Herneyse,biz yine tehlike ve tehdit altındaki koylara dönelim.Buraları hemen açmalı,yollarına koyduğumuz (giriş yasak)tabelalarıyla kalın zincirleri acilen kaldırmalı ve ülke turizmine vereceğimiz ağır zarardan süratle dönmeliyiz.Biz denizciler turizmimiz ve amatör denizciliğimiz zarar görmesin diye çırpınırken,bana göre başarılı işler yaptığı için görevinde kalan Turizm Bakanı Mehmet Ersoy niye konuya duyarlı davranmıyor?Yoksa sadece kara turizminden sorumlu mu görüyor kendini?Bakanlık koyların önemini,değerini ve ülke turizmine kazandırdıklarını bilmeyebilir.Ama bilmemek değil,öğrenmemek ayıp.Bu konularda Türkiye’mizin yetiştirdiği çok kıymetli uzmanları,bilginleri,kaptanları var.Onlardan yardım almak da mı gelmiyor akıllarına?

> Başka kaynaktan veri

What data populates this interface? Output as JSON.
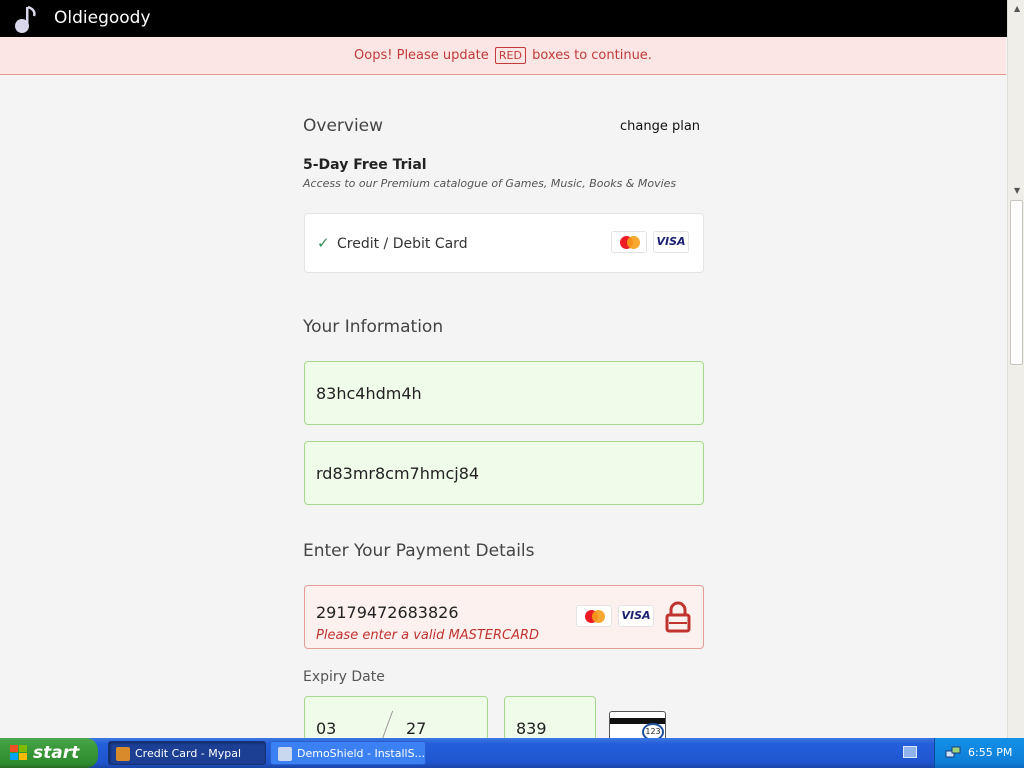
{
  "topbar": {
    "brand": "Oldiegoody",
    "logo_icon": "music-note-icon"
  },
  "banner": {
    "prefix": "Oops! Please update",
    "highlight": "RED",
    "suffix": "boxes to continue."
  },
  "overview": {
    "title": "Overview",
    "change_plan": "change plan",
    "plan_name": "5-Day Free Trial",
    "plan_desc": "Access to our Premium catalogue of Games, Music, Books & Movies",
    "payment_option": {
      "label": "Credit / Debit Card",
      "check": "✓"
    }
  },
  "info": {
    "title": "Your Information",
    "field1_value": "83hc4hdm4h",
    "field2_value": "rd83mr8cm7hmcj84"
  },
  "payment": {
    "title": "Enter Your Payment Details",
    "card_number": "29179472683826",
    "card_error": "Please enter a valid MASTERCARD",
    "visa_label": "VISA",
    "expiry_label": "Expiry Date",
    "expiry_month": "03",
    "expiry_year": "27",
    "cvv": "839",
    "cvv_hint": "123"
  },
  "taskbar": {
    "start_label": "start",
    "tasks": [
      {
        "label": "Credit Card - Mypal",
        "active": true
      },
      {
        "label": "DemoShield - InstallS...",
        "active": false
      }
    ],
    "time": "6:55 PM"
  },
  "colors": {
    "error": "#c0332e",
    "valid_bg": "#f0fcea",
    "valid_border": "#a7d88f",
    "error_bg": "#fdf1f0"
  }
}
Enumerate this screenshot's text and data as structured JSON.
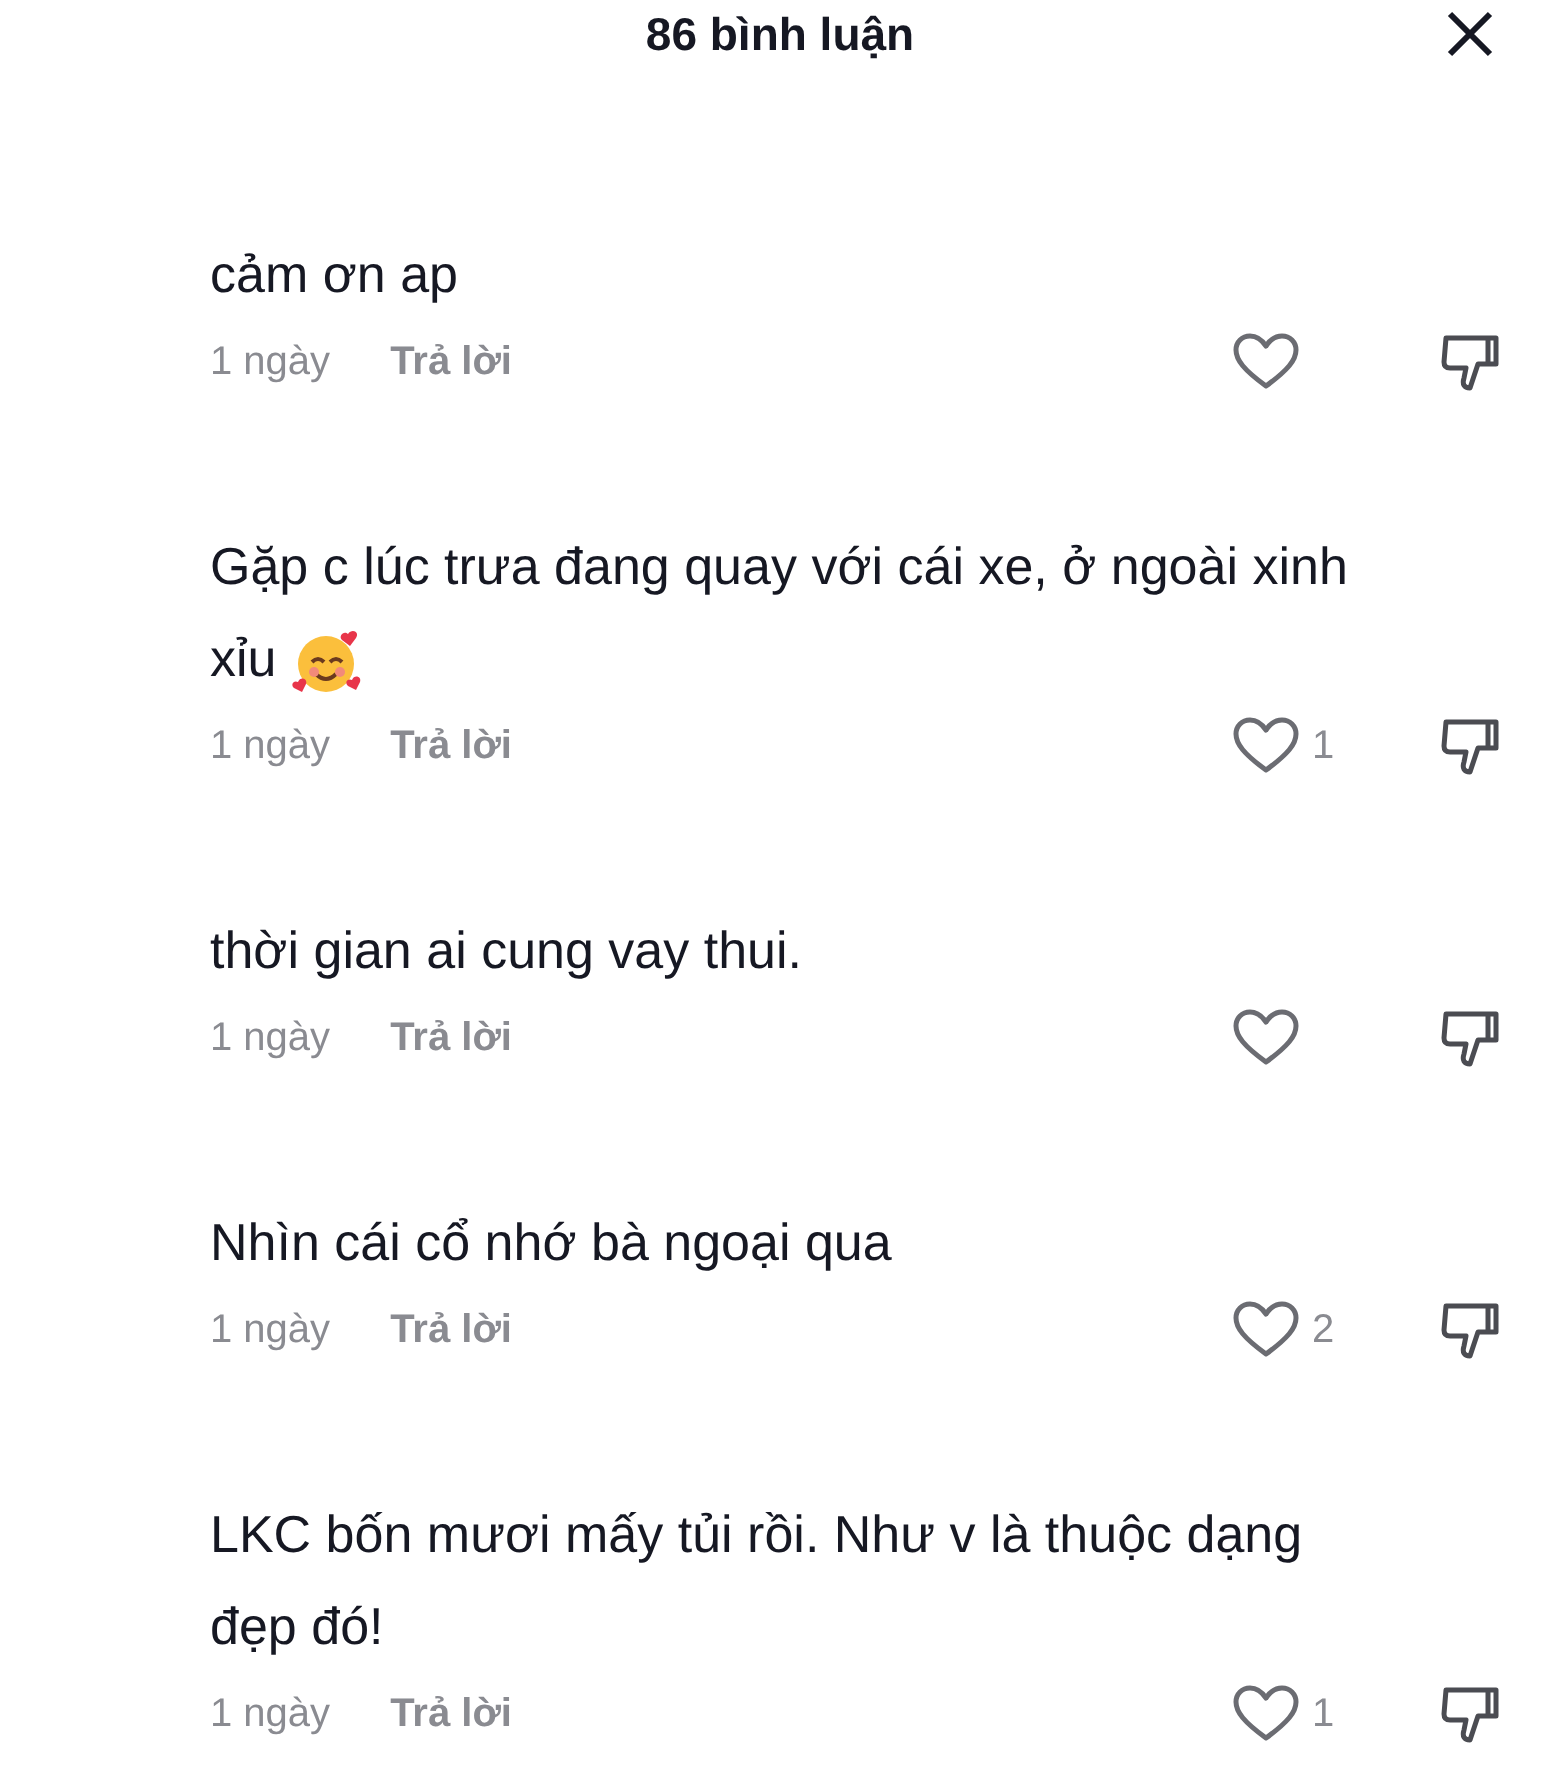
{
  "header": {
    "title": "86 bình luận"
  },
  "comments": [
    {
      "text": "cảm ơn ap",
      "emoji": false,
      "time": "1 ngày",
      "reply": "Trả lời"
    },
    {
      "text": "Gặp c lúc trưa đang quay với cái xe, ở ngoài xinh xỉu",
      "emoji": true,
      "time": "1 ngày",
      "reply": "Trả lời",
      "likes": "1"
    },
    {
      "text": "thời gian ai cung vay thui.",
      "emoji": false,
      "time": "1 ngày",
      "reply": "Trả lời"
    },
    {
      "text": "Nhìn cái cổ nhớ bà ngoại qua",
      "emoji": false,
      "time": "1 ngày",
      "reply": "Trả lời",
      "likes": "2"
    },
    {
      "text": "LKC bốn mươi mấy tủi rồi. Như v là thuộc dạng đẹp đó!",
      "emoji": false,
      "time": "1 ngày",
      "reply": "Trả lời",
      "likes": "1"
    }
  ]
}
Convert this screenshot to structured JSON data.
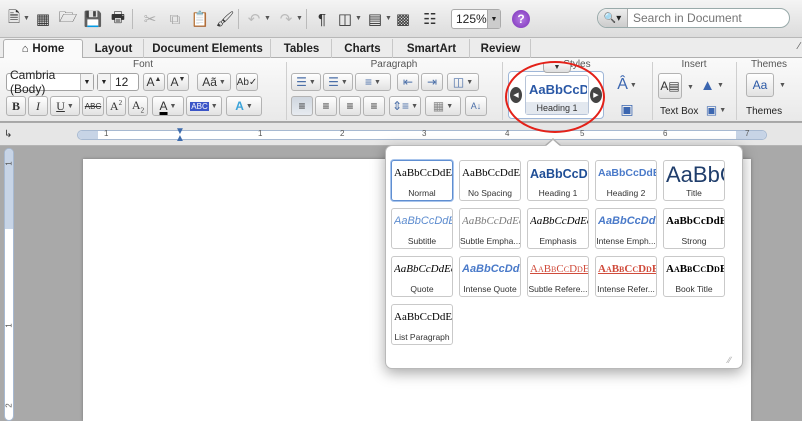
{
  "toolbar": {
    "zoom": "125%",
    "search_placeholder": "Search in Document"
  },
  "tabs": [
    {
      "label": "Home"
    },
    {
      "label": "Layout"
    },
    {
      "label": "Document Elements"
    },
    {
      "label": "Tables"
    },
    {
      "label": "Charts"
    },
    {
      "label": "SmartArt"
    },
    {
      "label": "Review"
    }
  ],
  "ribbon": {
    "groups": {
      "font": "Font",
      "paragraph": "Paragraph",
      "styles": "Styles",
      "insert": "Insert",
      "themes": "Themes"
    },
    "font_name": "Cambria (Body)",
    "font_size": "12",
    "gallery_sample": "AaBbCcDc",
    "gallery_name": "Heading 1",
    "insert_text_box": "Text Box",
    "themes_label": "Themes",
    "themes_sample": "Aa"
  },
  "ruler": {
    "numbers": [
      "1",
      "1",
      "2",
      "3",
      "4",
      "5",
      "6",
      "7"
    ],
    "vertical_numbers": [
      "1",
      "1",
      "2"
    ]
  },
  "styles_popup": {
    "rows": [
      [
        {
          "sample": "AaBbCcDdEe",
          "label": "Normal"
        },
        {
          "sample": "AaBbCcDdEe",
          "label": "No Spacing"
        },
        {
          "sample": "AaBbCcDc",
          "label": "Heading 1"
        },
        {
          "sample": "AaBbCcDdEe",
          "label": "Heading 2"
        },
        {
          "sample": "AaBbC",
          "label": "Title"
        }
      ],
      [
        {
          "sample": "AaBbCcDdE",
          "label": "Subtitle"
        },
        {
          "sample": "AaBbCcDdEe",
          "label": "Subtle Empha..."
        },
        {
          "sample": "AaBbCcDdEe",
          "label": "Emphasis"
        },
        {
          "sample": "AaBbCcDdE",
          "label": "Intense Emph..."
        },
        {
          "sample": "AaBbCcDdE",
          "label": "Strong"
        }
      ],
      [
        {
          "sample": "AaBbCcDdEe",
          "label": "Quote"
        },
        {
          "sample": "AaBbCcDdE",
          "label": "Intense Quote"
        },
        {
          "sample": "AaBbCcDdEe",
          "label": "Subtle Refere..."
        },
        {
          "sample": "AaBbCcDdEe",
          "label": "Intense Refer..."
        },
        {
          "sample": "AaBbCcDdEe",
          "label": "Book Title"
        }
      ],
      [
        {
          "sample": "AaBbCcDdEe",
          "label": "List Paragraph"
        }
      ]
    ]
  },
  "colors": {
    "accent_blue": "#2a58a6",
    "annotation_red": "#e32119"
  }
}
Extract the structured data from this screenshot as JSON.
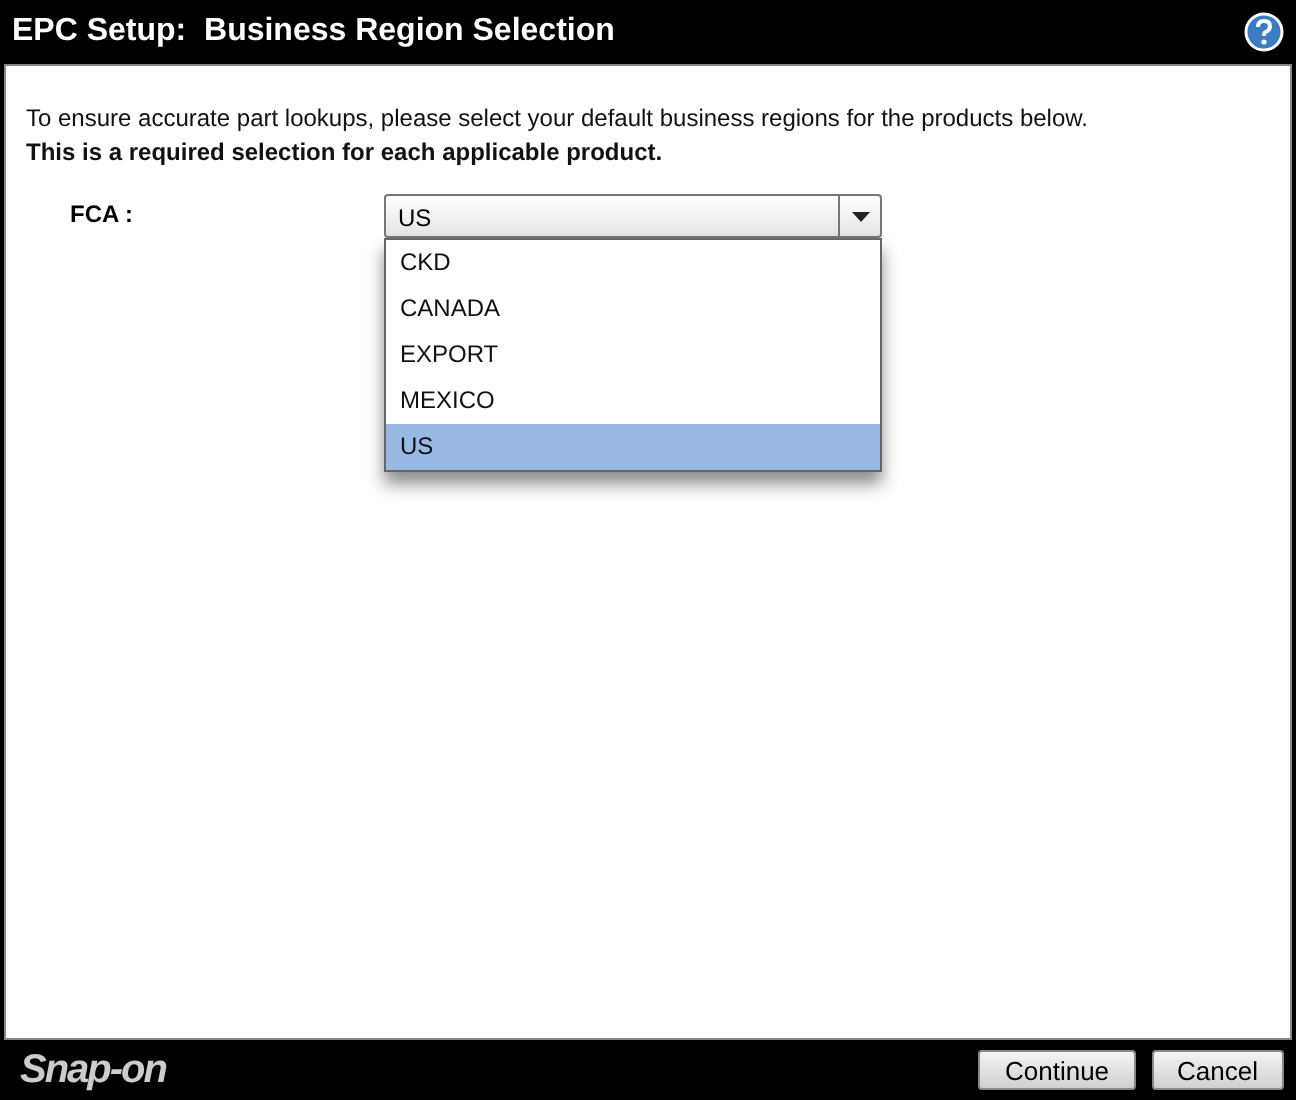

Turizm Bakanının gücü bu konuyu çözmeye rahatlıkla yeter.Cumhurbaşkanı veya İçişleri Bakanı ile görüşür,durumun ciddiyetini etraflıca anlatırsa,soruna kolayca çare bulabilir.İsteğimiz koylarımızın rahat bırakılması,deniz turizmine ve trafiğine kapatılmamasıdır.Hükümetler gelir gider,ama koylarımız gitti mi,böylesine değerli varlıklarımız bir daha geri gelmez.